La promesse de la Lumière (1/3)

Publié le par Aurélia LEDOUX

La promesse de la Lumière (1/3)

Message du Professeur Zolmirel

 

 

Nous étions de nouveau réunis, Amoni, Zilmis et moi-même. Orel et Dorian aussi étaient revenus séjourner parmi nous. Ils partaient de temps à autres, quand le besoin s'en faisait sentir.

 

Leurs présences, toujours discrètes et bienveillantes, nous rassuraient en ces temps de changement.

 

En effet, le ciel se mettait à avoir une drôle d'allure. Dès l'aube, le firmament azur révélait la troublante profondeur des cieux étoilés, à mesure que notre soleil montait sur l'horizon, les alentours se coloraient de nuées, et les forêts loin à l'horizon prenaient une teinte d'or pur, d'une brillance quasi surnaturelle.

 

Les nôtres sommes un peu superstitieux, mais très respectueux devant les prodiges de la nature.

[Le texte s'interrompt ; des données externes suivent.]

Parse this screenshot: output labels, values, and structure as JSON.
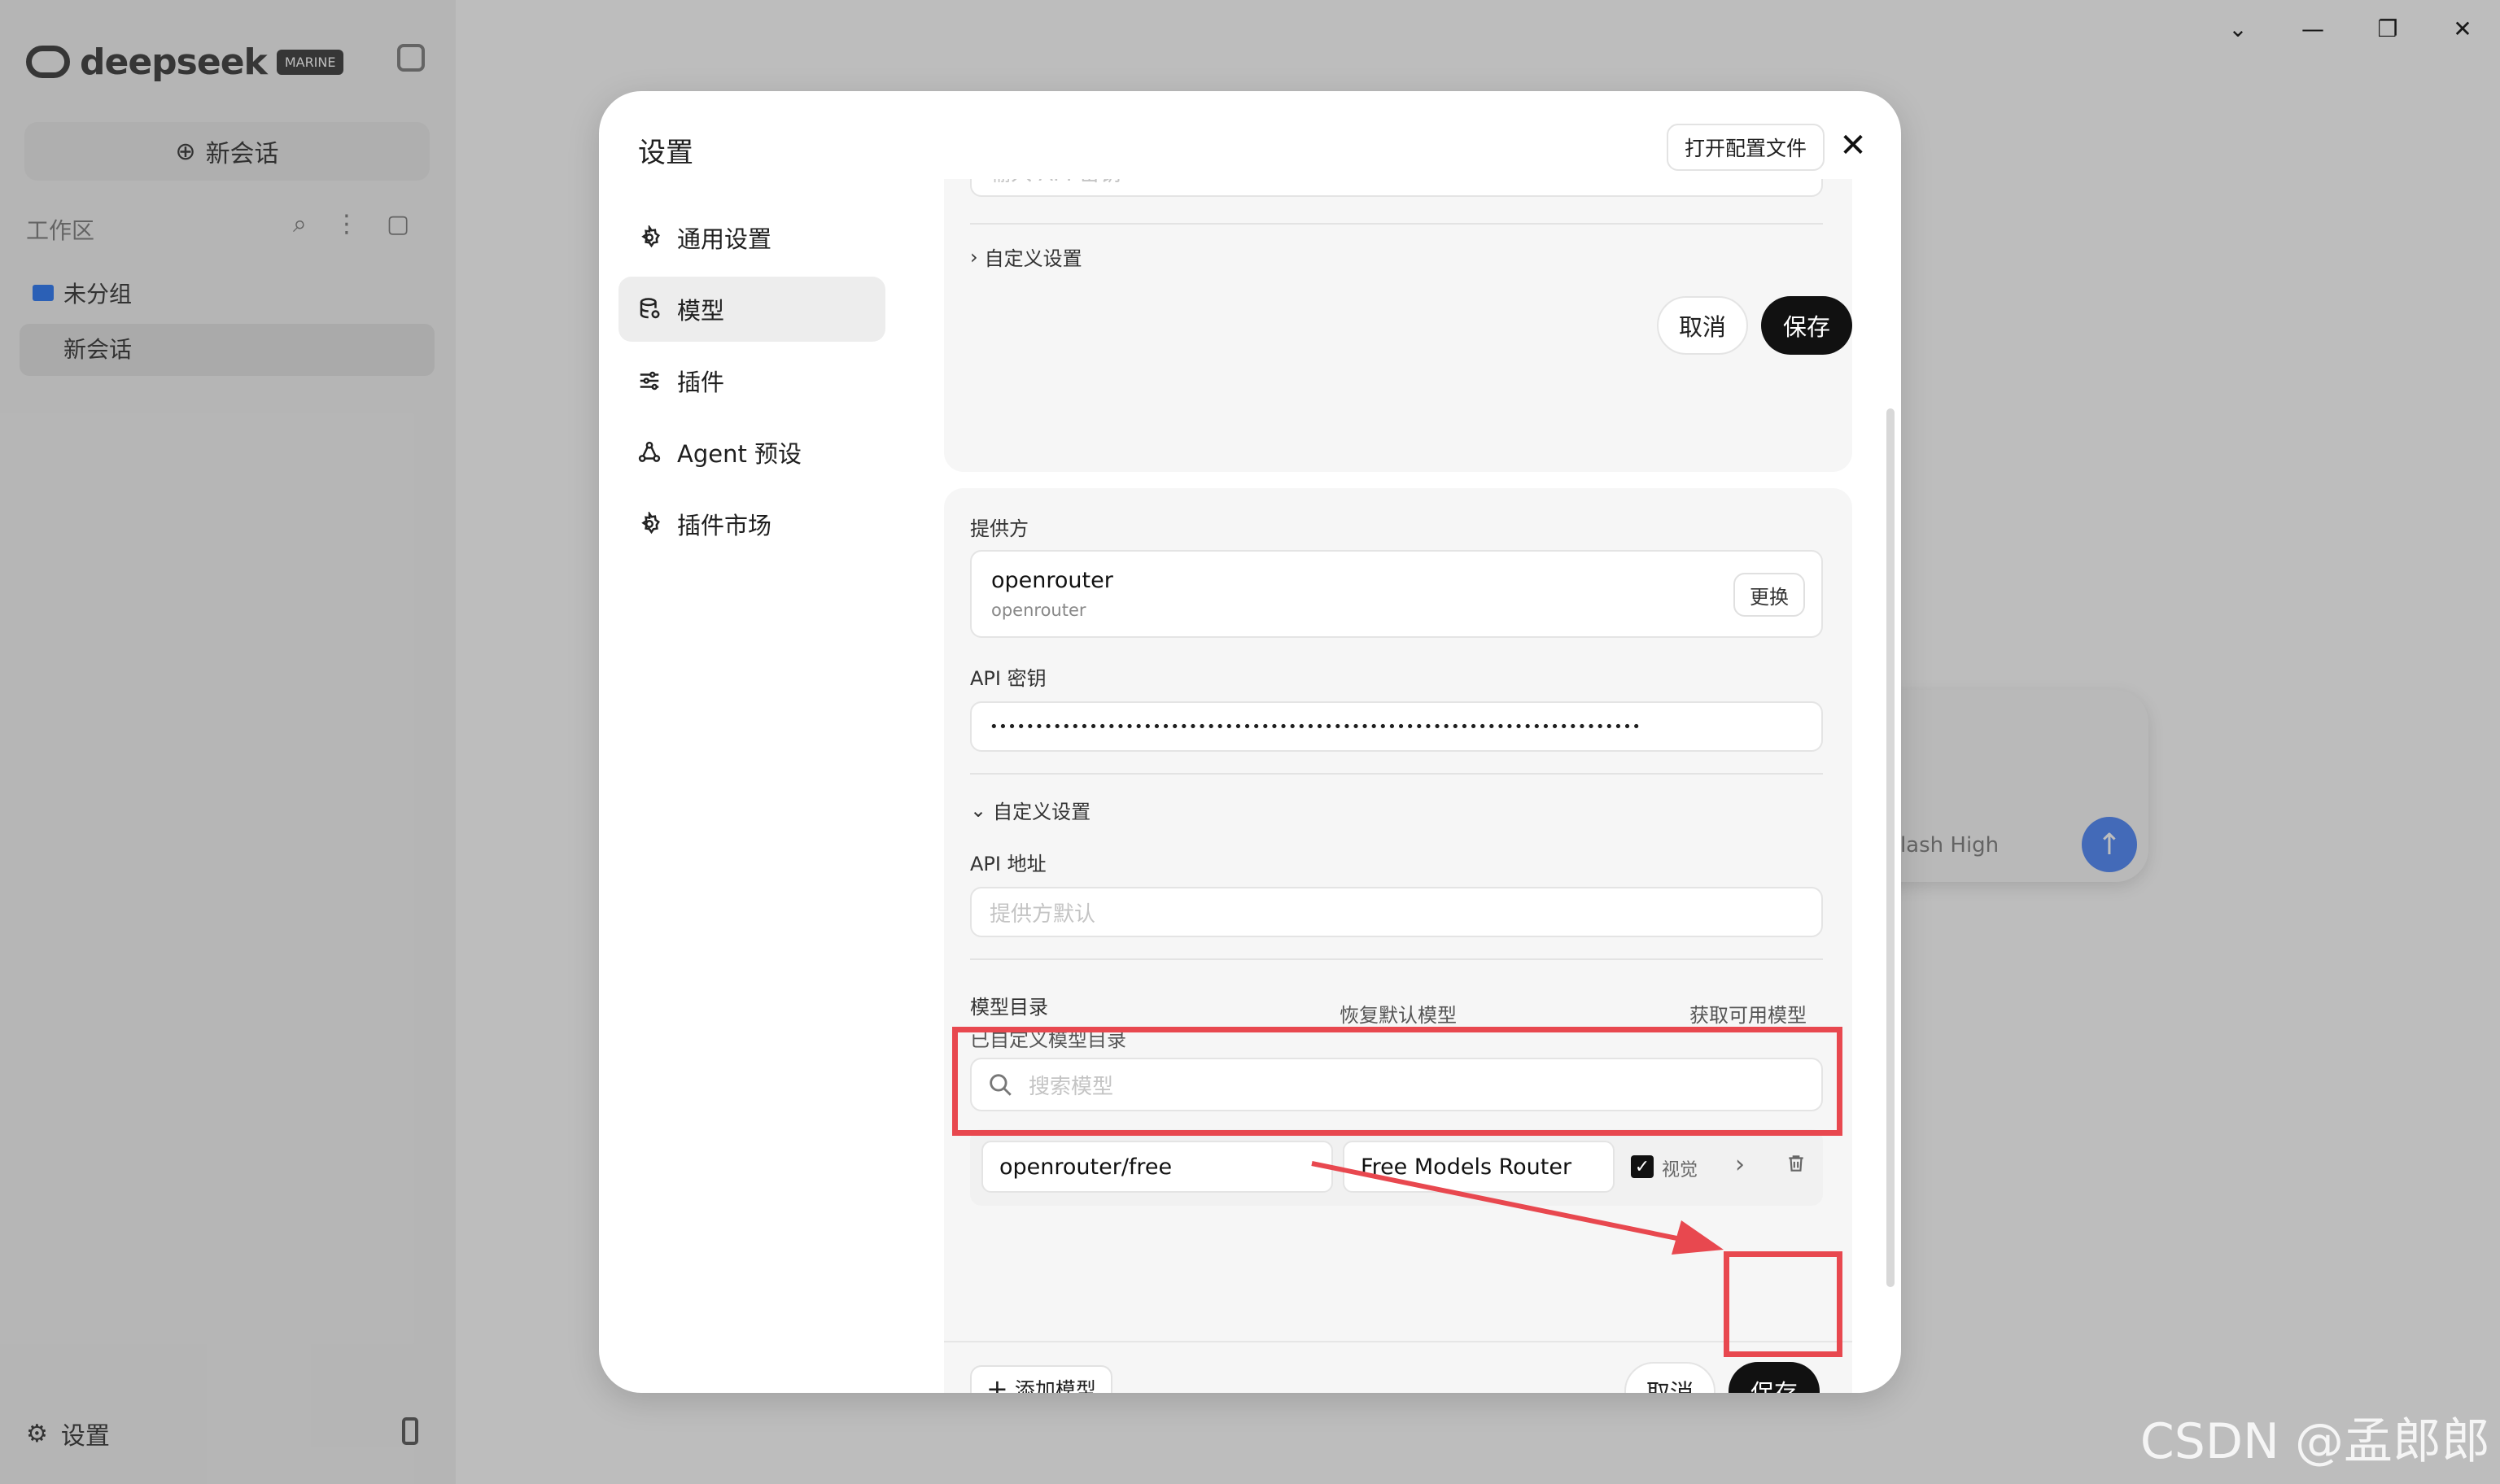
{
  "app": {
    "logo_text": "deepseek",
    "logo_badge": "MARINE",
    "new_chat": "新会话",
    "workspace_label": "工作区",
    "folder_label": "未分组",
    "chat_item": "新会话",
    "settings_label": "设置",
    "input_hint": "Flash High"
  },
  "window": {
    "min": "—",
    "restore": "❐",
    "close": "✕",
    "chev": "⌄"
  },
  "dialog": {
    "title": "设置",
    "open_config": "打开配置文件",
    "close": "✕",
    "nav": [
      {
        "label": "通用设置"
      },
      {
        "label": "模型"
      },
      {
        "label": "插件"
      },
      {
        "label": "Agent 预设"
      },
      {
        "label": "插件市场"
      }
    ]
  },
  "card1": {
    "api_key_placeholder": "输入 API 密钥",
    "custom_settings": "自定义设置",
    "cancel": "取消",
    "save": "保存"
  },
  "card2": {
    "provider_label": "提供方",
    "provider_name": "openrouter",
    "provider_sub": "openrouter",
    "change": "更换",
    "api_key_label": "API 密钥",
    "api_key_value": "••••••••••••••••••••••••••••••••••••••••••••••••••••••••••••••••••••••••",
    "custom_settings": "自定义设置",
    "api_url_label": "API 地址",
    "api_url_placeholder": "提供方默认",
    "dir_title": "模型目录",
    "dir_sub": "已自定义模型目录",
    "reset_models": "恢复默认模型",
    "fetch_models": "获取可用模型",
    "search_placeholder": "搜索模型",
    "model_id": "openrouter/free",
    "model_name": "Free Models Router",
    "vision_label": "视觉",
    "add_model": "添加模型",
    "cancel": "取消",
    "save": "保存"
  },
  "watermark": "CSDN @孟郎郎",
  "colors": {
    "highlight": "#e8484f",
    "accent_dark": "#111111"
  }
}
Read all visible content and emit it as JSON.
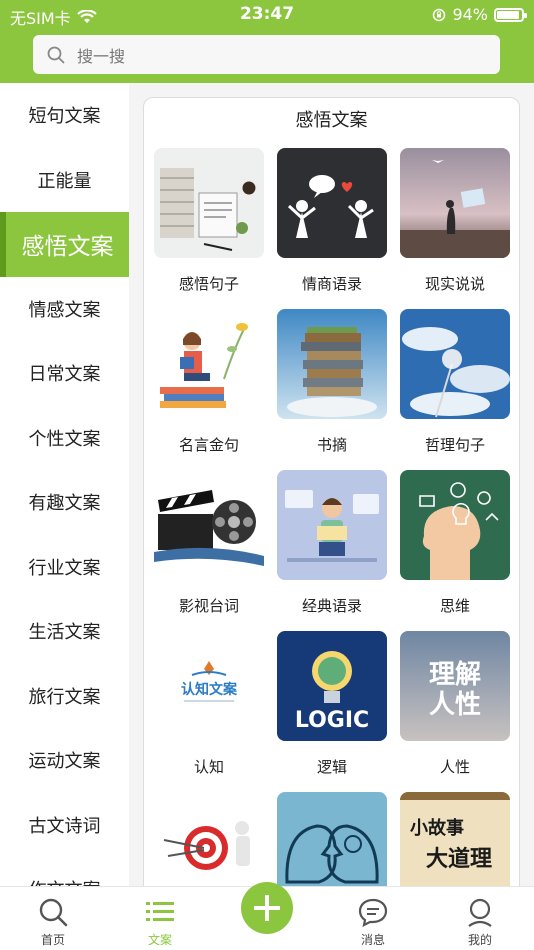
{
  "status": {
    "carrier": "无SIM卡",
    "time": "23:47",
    "battery": "94%"
  },
  "search": {
    "placeholder": "搜一搜"
  },
  "sidebar": {
    "items": [
      {
        "label": "短句文案"
      },
      {
        "label": "正能量"
      },
      {
        "label": "感悟文案",
        "active": true
      },
      {
        "label": "情感文案"
      },
      {
        "label": "日常文案"
      },
      {
        "label": "个性文案"
      },
      {
        "label": "有趣文案"
      },
      {
        "label": "行业文案"
      },
      {
        "label": "生活文案"
      },
      {
        "label": "旅行文案"
      },
      {
        "label": "运动文案"
      },
      {
        "label": "古文诗词"
      },
      {
        "label": "作文文案"
      }
    ]
  },
  "panel": {
    "title": "感悟文案",
    "tiles": [
      {
        "label": "感悟句子",
        "art": "desk-books"
      },
      {
        "label": "情商语录",
        "art": "two-people"
      },
      {
        "label": "现实说说",
        "art": "woman-field"
      },
      {
        "label": "名言金句",
        "art": "girl-reading"
      },
      {
        "label": "书摘",
        "art": "book-stack"
      },
      {
        "label": "哲理句子",
        "art": "dandelion"
      },
      {
        "label": "影视台词",
        "art": "film-clapper"
      },
      {
        "label": "经典语录",
        "art": "child-reading"
      },
      {
        "label": "思维",
        "art": "head-ideas"
      },
      {
        "label": "认知",
        "art": "logo-text"
      },
      {
        "label": "逻辑",
        "art": "logic-bulb"
      },
      {
        "label": "人性",
        "art": "sky-text"
      },
      {
        "label": "",
        "art": "target"
      },
      {
        "label": "",
        "art": "heads"
      },
      {
        "label": "",
        "art": "parchment"
      }
    ],
    "art_text": {
      "logo": "认知文案",
      "logic": "LOGIC",
      "humanity_1": "理解",
      "humanity_2": "人性",
      "story_1": "小故事",
      "story_2": "大道理"
    }
  },
  "tabbar": {
    "items": [
      {
        "label": "首页"
      },
      {
        "label": "文案",
        "active": true
      },
      {
        "label": ""
      },
      {
        "label": "消息"
      },
      {
        "label": "我的"
      }
    ]
  },
  "colors": {
    "accent": "#8cc63f",
    "accent_dark": "#5e9a1c"
  }
}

Mon ami Zilmis, puis moi-même, commencions d'être affectés de douleurs étranges, suivies de fièvres. D'étranges phénomènes radiatifs siégeaient dans l'atmosphère qui entourait le sommet de notre petite colline. En effet, une sorte d'électricité crépitante semblait la parcourir.

 

Les nôtres sommes habitués de contempler cette foudre naturelle, qui jaillit parfois de nos mains, mais là, cet exercice devint douloureux.

 

Un matin comme tous les autres, Zilmis devint incapable de se lever, affecté d'un blêmissement intense et d'une fièvre tenace. Pour les siens, cela n'est pas du tout bon signe. Il peinait à ouvrir les yeux, à parler et à se mouvoir. Très inquiet, j'ouvris les rideaux, et j'eus la surprise de découvrir une forêt claire.

 

Mon ami Amoni, était assis au salon, l'air quelque peu évanescent. Il sirotait un breuvage, afin d'apaiser une insoutenable migraine. Il m'en versa un peu, et je pris place à ses côtés, aussi hagard que si j'avais traversé la terrible zone du désert brûlant.

 

Nous sommes restés ainsi, figés par des vertiges intenses, les oreilles bourdonnantes, puis notre malaise passa.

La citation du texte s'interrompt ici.